Les négociations timides du début ont échoué, les voix de la paix sont réduites au silence ou dénigrées. La voix du pape François s'élève, bien sûr, mais elle aussi est déclassée au range de témoignage, alors que c'est l'une des rares voix précises et courageuses, qui est immédiatement claire sur l'énormité du risque, qui dénonce avec force la folie de ces soixante-treize jours - "Je me demande s'il y a la volonté d'éviter une escalade militaire et verbale continue" - et l'abîme vers lequel nous avançons avec une inconscience aveugle.

On parle trop, trop légèrement, à l'Est comme à l'Ouest, d'une troisième guerre mondiale. On reste glacé à la lecture des simulations exposées dans les journaux, de les voir expliquées à la télévision et de faire défiler les commentaires sur les réseaux sociaux, où l'ignorance, le somnambulisme, les acclamations de stade et une fureur absurde écrasent tout raisonnement, toute prudence.

Ma pensée remonte au mois de mai 1915, lorsque, soudainement, l'Italie a ressenti un désir fébrile de participer au conflit, d'entrer dans la mêlée, considérant la guerre comme le seul moyen de se débarrasser du "méchant" de service. Mais nous ne sommes plus dans le monde d'il y a cent ans : la planète regorge d'armes immensément plus dangereuses et, comme nous le découvrons, il n'y a pas d'hommes aussi astucieux aux commandes.

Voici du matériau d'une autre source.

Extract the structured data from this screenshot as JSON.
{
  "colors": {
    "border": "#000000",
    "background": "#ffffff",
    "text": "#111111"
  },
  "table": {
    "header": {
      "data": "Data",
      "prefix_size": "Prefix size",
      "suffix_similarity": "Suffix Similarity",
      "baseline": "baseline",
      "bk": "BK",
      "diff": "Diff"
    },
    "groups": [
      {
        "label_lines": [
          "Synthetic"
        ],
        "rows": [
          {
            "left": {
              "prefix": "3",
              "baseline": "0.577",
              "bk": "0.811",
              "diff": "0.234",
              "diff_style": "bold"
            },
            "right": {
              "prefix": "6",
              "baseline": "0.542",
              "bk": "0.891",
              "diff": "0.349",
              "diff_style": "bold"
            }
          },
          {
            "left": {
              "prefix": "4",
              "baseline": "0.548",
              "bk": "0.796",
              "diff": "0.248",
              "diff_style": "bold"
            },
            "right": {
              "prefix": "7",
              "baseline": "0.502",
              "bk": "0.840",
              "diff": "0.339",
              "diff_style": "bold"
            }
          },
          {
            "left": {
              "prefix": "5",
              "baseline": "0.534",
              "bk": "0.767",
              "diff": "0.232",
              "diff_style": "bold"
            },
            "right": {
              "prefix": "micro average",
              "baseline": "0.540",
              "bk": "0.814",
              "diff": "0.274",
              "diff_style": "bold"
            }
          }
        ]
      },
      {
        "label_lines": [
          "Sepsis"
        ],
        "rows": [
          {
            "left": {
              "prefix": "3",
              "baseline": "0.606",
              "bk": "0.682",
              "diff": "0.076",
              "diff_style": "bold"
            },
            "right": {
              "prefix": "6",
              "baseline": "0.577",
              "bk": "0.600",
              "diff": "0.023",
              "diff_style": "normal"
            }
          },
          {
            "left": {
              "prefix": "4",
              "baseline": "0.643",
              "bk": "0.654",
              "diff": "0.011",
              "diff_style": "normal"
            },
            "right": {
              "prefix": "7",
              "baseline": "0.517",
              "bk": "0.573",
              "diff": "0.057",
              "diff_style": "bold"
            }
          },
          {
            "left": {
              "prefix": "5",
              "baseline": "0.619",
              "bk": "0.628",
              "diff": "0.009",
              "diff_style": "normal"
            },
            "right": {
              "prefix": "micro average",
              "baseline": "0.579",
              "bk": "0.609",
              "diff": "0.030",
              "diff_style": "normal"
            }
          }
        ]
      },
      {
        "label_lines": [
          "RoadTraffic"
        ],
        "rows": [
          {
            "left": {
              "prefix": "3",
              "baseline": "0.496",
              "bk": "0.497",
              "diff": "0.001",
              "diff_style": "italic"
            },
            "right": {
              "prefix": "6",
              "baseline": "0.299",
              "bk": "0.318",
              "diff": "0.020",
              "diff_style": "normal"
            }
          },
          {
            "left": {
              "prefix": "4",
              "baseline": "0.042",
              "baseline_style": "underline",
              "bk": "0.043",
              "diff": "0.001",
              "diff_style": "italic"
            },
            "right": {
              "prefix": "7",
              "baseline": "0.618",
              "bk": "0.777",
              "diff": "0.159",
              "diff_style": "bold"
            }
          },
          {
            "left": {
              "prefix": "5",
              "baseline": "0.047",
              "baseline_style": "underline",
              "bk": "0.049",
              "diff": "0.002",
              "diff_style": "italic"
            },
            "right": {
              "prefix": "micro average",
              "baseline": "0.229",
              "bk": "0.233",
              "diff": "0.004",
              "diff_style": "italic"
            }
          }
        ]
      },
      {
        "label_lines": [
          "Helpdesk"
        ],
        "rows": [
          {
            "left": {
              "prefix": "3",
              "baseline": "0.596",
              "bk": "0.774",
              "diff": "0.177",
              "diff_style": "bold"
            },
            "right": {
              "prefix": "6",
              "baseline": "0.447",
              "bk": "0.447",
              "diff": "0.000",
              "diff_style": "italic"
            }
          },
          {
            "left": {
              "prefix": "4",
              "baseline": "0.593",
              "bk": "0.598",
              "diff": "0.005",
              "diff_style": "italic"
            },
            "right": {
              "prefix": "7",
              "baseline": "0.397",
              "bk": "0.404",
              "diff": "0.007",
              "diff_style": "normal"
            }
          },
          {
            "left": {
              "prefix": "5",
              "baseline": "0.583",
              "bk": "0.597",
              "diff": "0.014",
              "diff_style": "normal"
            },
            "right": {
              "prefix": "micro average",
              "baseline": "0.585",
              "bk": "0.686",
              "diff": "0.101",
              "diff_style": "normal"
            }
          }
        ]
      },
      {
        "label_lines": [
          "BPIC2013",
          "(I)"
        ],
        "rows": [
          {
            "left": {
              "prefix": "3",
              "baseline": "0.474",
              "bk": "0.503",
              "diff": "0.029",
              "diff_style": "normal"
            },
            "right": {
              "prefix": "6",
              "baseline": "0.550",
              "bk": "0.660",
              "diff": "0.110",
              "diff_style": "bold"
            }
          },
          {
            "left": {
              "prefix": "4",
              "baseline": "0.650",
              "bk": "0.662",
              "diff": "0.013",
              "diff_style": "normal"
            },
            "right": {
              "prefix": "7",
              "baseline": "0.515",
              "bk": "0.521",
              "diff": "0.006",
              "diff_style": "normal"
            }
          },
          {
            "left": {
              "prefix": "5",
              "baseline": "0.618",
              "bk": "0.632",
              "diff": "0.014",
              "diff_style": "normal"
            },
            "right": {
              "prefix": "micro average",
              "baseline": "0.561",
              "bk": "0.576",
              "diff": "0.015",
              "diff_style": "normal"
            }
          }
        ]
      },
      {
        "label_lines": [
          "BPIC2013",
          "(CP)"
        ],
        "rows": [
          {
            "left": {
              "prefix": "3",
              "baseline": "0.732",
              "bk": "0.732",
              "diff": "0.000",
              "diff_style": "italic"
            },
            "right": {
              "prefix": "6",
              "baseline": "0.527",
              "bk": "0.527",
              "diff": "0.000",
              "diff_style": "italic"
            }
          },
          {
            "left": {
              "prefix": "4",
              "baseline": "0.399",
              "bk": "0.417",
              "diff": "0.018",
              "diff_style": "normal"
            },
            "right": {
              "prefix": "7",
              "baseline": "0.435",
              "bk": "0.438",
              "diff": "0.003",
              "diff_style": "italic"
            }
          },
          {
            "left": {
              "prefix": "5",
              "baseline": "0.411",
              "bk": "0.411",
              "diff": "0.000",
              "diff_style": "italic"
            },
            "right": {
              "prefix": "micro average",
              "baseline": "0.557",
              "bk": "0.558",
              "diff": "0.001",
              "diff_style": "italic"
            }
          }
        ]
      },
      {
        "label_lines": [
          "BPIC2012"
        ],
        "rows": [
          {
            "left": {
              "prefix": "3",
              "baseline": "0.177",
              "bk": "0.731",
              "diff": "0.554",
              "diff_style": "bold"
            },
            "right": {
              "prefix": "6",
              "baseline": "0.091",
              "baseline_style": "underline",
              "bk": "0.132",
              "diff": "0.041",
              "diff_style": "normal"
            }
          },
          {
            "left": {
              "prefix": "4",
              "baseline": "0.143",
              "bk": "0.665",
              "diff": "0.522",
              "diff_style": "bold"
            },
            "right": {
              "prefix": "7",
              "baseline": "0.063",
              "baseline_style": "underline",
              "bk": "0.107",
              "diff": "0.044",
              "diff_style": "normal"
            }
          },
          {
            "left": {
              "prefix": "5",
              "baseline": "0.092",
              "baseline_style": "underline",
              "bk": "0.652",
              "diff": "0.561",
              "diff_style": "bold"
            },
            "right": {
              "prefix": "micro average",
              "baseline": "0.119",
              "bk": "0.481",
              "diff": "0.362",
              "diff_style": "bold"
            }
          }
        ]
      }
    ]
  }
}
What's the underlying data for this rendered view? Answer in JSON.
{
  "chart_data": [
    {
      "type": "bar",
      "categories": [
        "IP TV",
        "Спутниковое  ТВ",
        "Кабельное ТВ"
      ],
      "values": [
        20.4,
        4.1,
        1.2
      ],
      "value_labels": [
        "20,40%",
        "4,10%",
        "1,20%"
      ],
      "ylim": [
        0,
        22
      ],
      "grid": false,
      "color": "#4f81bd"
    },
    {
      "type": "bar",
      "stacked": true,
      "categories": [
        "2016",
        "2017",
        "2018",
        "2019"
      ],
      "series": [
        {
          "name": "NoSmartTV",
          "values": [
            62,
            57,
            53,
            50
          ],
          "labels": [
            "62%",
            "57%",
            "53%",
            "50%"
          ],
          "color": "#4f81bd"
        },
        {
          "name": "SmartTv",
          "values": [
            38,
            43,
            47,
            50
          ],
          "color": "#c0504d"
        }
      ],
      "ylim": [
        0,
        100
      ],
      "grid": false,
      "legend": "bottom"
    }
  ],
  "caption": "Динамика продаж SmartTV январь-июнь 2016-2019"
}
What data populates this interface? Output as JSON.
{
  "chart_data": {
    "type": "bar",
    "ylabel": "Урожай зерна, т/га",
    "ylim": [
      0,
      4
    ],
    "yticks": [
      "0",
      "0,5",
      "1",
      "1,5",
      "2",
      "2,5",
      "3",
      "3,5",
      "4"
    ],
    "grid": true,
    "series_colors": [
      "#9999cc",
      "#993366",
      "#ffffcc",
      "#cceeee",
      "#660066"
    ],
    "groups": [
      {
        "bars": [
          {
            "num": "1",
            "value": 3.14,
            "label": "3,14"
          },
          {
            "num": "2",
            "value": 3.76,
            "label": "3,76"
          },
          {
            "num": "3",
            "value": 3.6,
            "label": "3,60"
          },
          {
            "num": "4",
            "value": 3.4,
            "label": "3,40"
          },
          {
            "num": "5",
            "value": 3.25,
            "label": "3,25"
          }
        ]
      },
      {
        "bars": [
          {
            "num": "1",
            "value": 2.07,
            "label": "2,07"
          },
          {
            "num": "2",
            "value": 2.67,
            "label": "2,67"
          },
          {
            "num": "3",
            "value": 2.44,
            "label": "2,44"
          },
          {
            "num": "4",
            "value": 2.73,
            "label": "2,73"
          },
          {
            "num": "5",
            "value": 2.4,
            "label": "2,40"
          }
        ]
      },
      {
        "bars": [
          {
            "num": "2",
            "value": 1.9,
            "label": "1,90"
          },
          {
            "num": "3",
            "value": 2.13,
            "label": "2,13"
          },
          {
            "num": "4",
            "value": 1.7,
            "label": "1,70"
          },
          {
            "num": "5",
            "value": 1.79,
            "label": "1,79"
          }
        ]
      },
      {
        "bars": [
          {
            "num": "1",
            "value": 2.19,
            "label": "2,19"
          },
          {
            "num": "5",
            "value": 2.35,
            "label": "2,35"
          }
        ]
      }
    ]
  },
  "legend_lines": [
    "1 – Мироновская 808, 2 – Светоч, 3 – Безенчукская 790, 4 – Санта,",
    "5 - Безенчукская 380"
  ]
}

Nous sommes assis sur un baril de poudre et chaque mèche est très dangereuse.

Attiser les flammes d'un nouveau conflit mondial est la chose la plus insensée que l'humanité puisse faire. La paix la plus imparfaite est préférable à une catastrophe certaine. Et le fait même d'aborder une hypothèse qui devrait rester dans la sphère de l'"indicible", de l'"inconcevable", avec superficialité et imprudence, fait apparaître un problème. L'irrationalité aurait-elle infecté un monde entier ? Nous devrions être d'autant plus effrayés par cette danse au bord de la falaise, l'évocation d'un démon, que nous ne devons pas nous faire d'illusions sur le fait que nous pourrons jamais le contrôler.

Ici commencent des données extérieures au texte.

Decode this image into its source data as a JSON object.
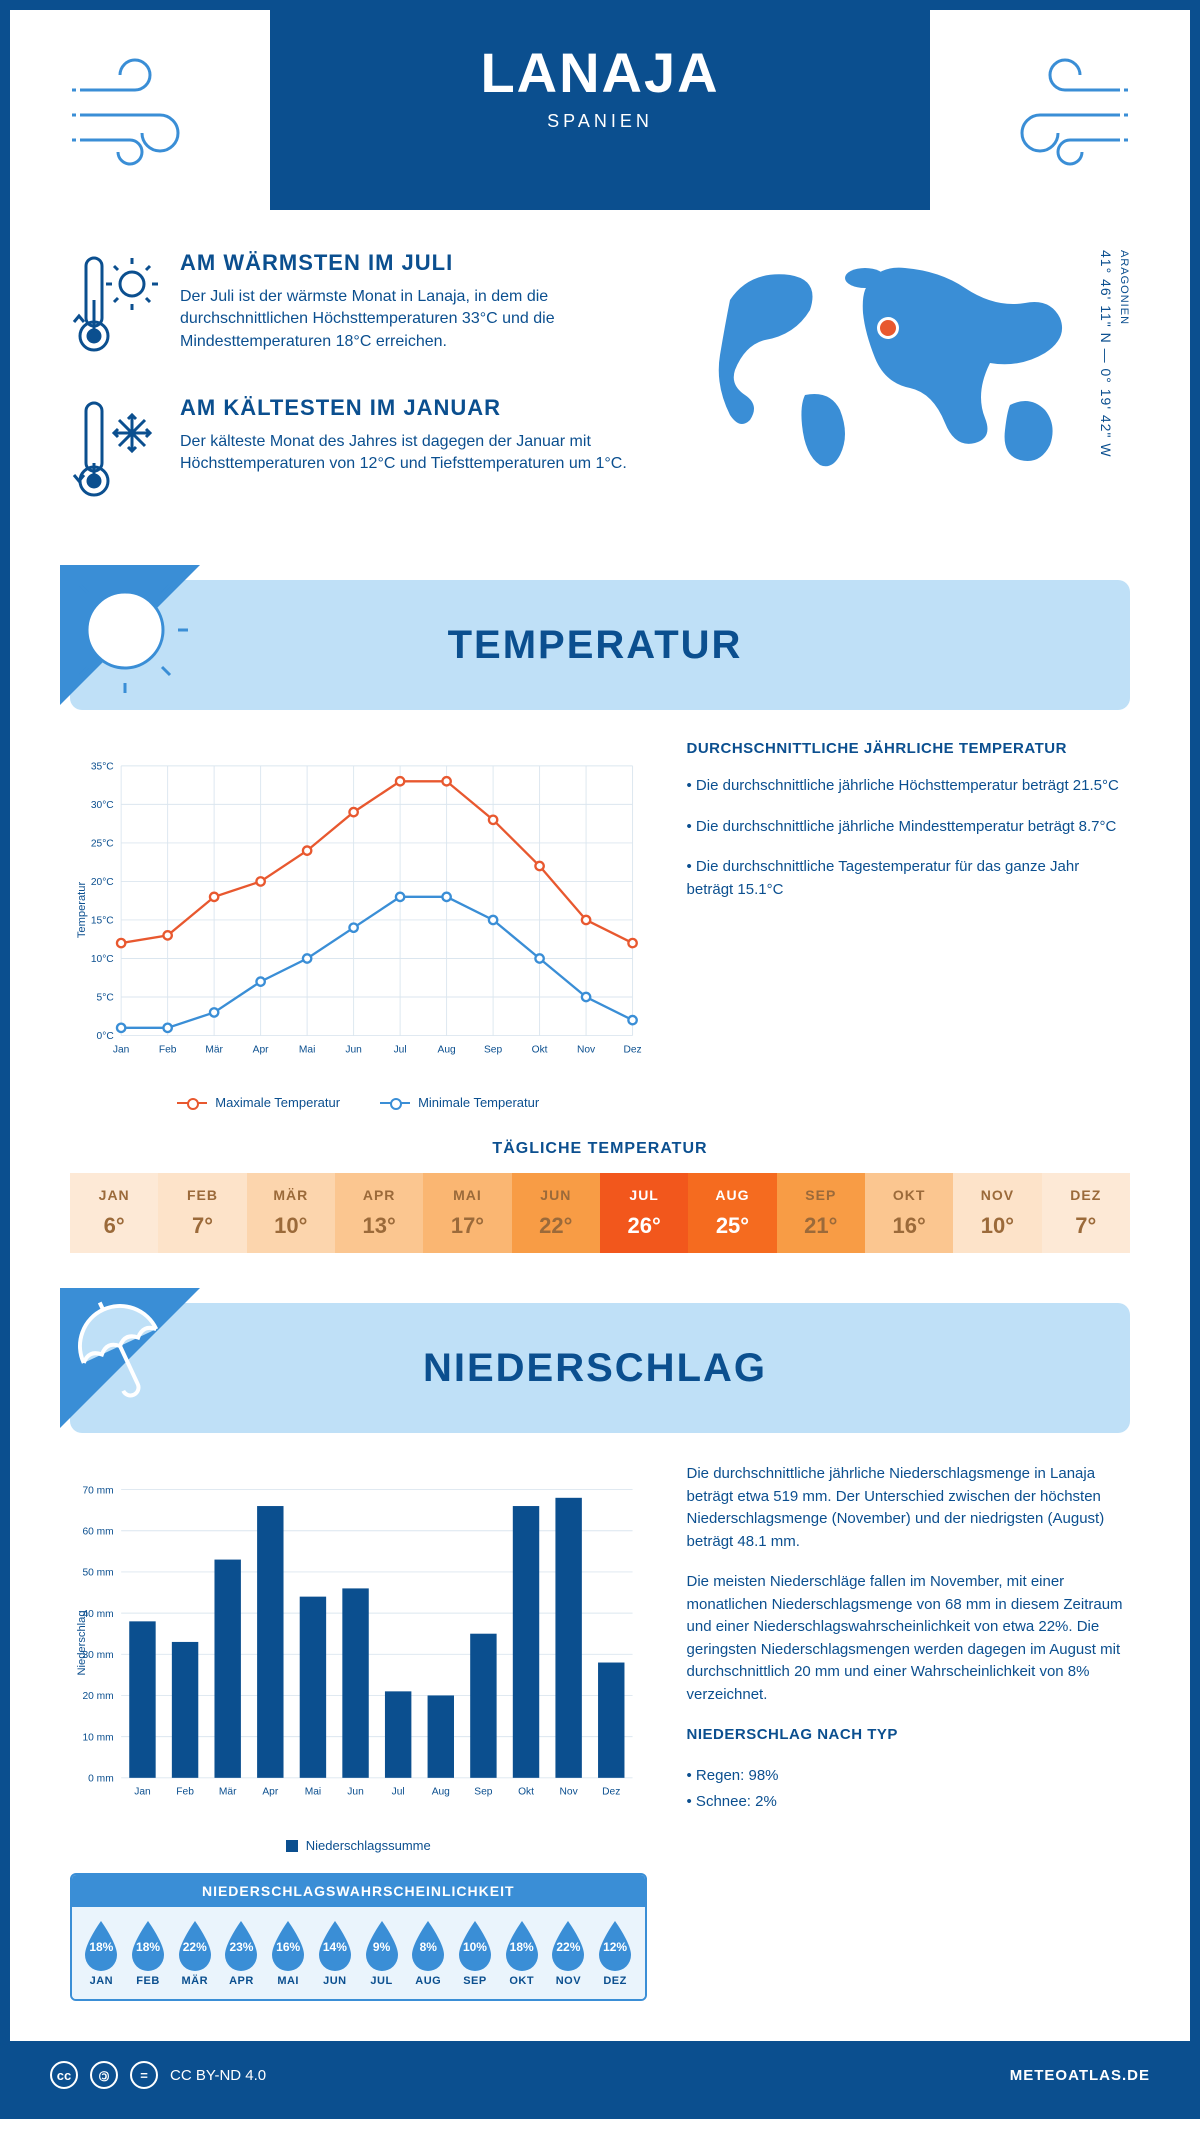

Et pourtant, comme l'a tweeté Edgar Morin, tant de personnes choisissent de " recourir à la simplification et au rejet de la complexité ", marchant imperturbablement " vers la guerre générale et la chute dans l'abîme ". Il y a un manque de conscience de ce que pourrait signifier un choc atomique, un manque de mémoire de ce qu'était le drame de la guerre.

Le cardinal Zuppi a écrit : "La conscience de deux guerres mondiales a disparu. C'est déjà le temps de l'amnésie, et les nationalismes sont des amnésies". Mais les nationalismes sont exaltés, des tons oubliés sont récupérés pour célébrer tel ou tel héroïsme - et pourtant "les héros sont ceux qui ne tuent pas", a dit justement Marco Tarquinio. Mais le climat est celui d'une croisade, le bien contre le mal, dessinant un contraste qui risque d'empêcher ce compromis indispensable dans toute médiation de paix. Il n'y a presque que l'Église, "experte en humanité", qui préserve la mémoire et tente de faire respecter le bon sens.

Sur notre planète, il est facile de déclencher une guerre. Il est difficile d'y mettre un terme. Comme au Moyen-Orient ou en Afrique, les conflits ne sont ni gagnés ni étouffés. Le risque est que la guerre actuelle - la première depuis 1945 à remettre en cause l'existence d'une superpuissance - aille jusqu'à l'extrême, coup sur coup, dans une barbarie dont il sera difficile de sortir.

Il s'agit de réagir à tout cela, avant tout avec des mots. Il s'agit de ne pas regarder passivement une épée de Damoclès géante s'élever au-dessus de nos têtes. Il s'agit de répéter et d'actualiser l'appel que Jean XXIII avait lancé le 25 octobre 1962 aux adversaires et au monde pour éviter la crise des missiles de Cuba : "Nous rappelons les graves devoirs de ceux qui ont la responsabilité du pouvoir. Et nous ajoutons : qu'ils écoutent le cri angoissé qui, de toutes les parties de la terre, des enfants innocents aux personnes âgées, des individus aux communautés, monte vers le ciel : Paix ! Paix !".